I truly don’t understand parties for a 1 year old. I can imagine friends of the parents invited over for drinks while everybody watches a clueless baby play with a Betty Crocker cake. It’s pointless to buy a 1 year old a huge pile of toys.

It’s a darn good rule. It’s hard for little kids to play well with a big group of their peers. If there IS a large number of toddlers or preschoolers, then usually they have to be put into smaller groups.

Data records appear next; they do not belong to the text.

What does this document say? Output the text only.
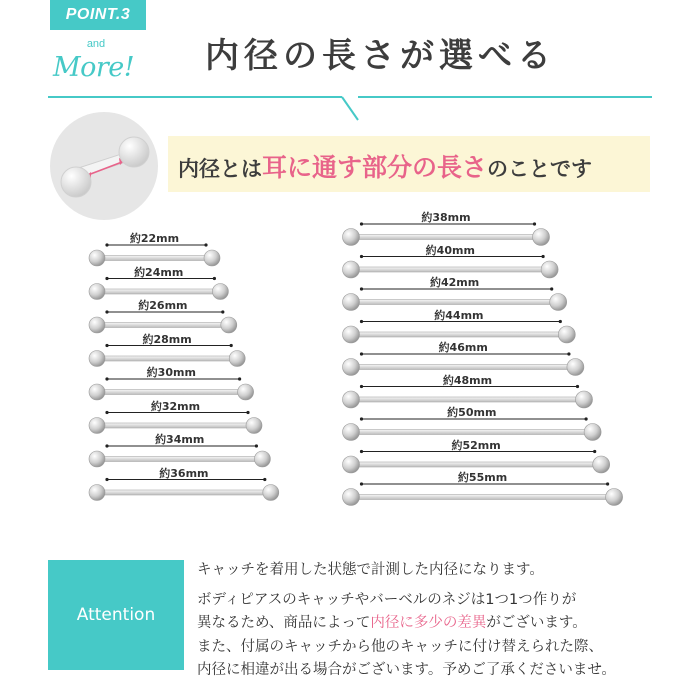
POINT.3
and
More! 内径の長さが選べる
内径とは耳に通す部分の長さのことです
約22mm
約24mm
約26mm
約28mm
約30mm
約32mm
約34mm
約36mm
約38mm
約40mm
約42mm
約44mm
約46mm
約48mm
約50mm
約52mm
約55mm
Attention

キャッチを着用した状態で計測した内径になります。

ボディピアスのキャッチやバーベルのネジは1つ1つ作りが

異なるため、商品によって内径に多少の差異がございます。

また、付属のキャッチから他のキャッチに付け替えられた際、

内径に相違が出る場合がございます。予めご了承くださいませ。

I was rather fortunate, because my daughter’s birthday is in the last part of June. When she was a toddler and in grade school, we figured out how many kids to invite and which ones, and told the parents to send the kids over wearing a bathing suit and carrying a towel and possibly have a bag with casual clothes (shirt and shorts). We set up the sprinkler and Slip’N’Slide, a couple of games, provided other outdoor activities, and served BBQ chicken thighs, hot dogs, fries, ice cream, and cake. No ponies, no bounce houses, no clowns…but the kids had a lot of fun with mostly unstructured activities. The parents all thought that it was great, too. It wore the kids out. When she got older she mostly wanted to spend time with one or two particular friends.

A party can be as simple or as complicated as you want to make it.

Agreed

I think it would be a blats as well. I have a friend who would love an adult sized ‘human habitrail’ like McDonalds does for kids.

I think if you could franchise an adult oriented play area like McDonalds with the ball pit, bouncy castle, a climbing wall, all the games and the tunnel habitrail thing it would go over big in some markets.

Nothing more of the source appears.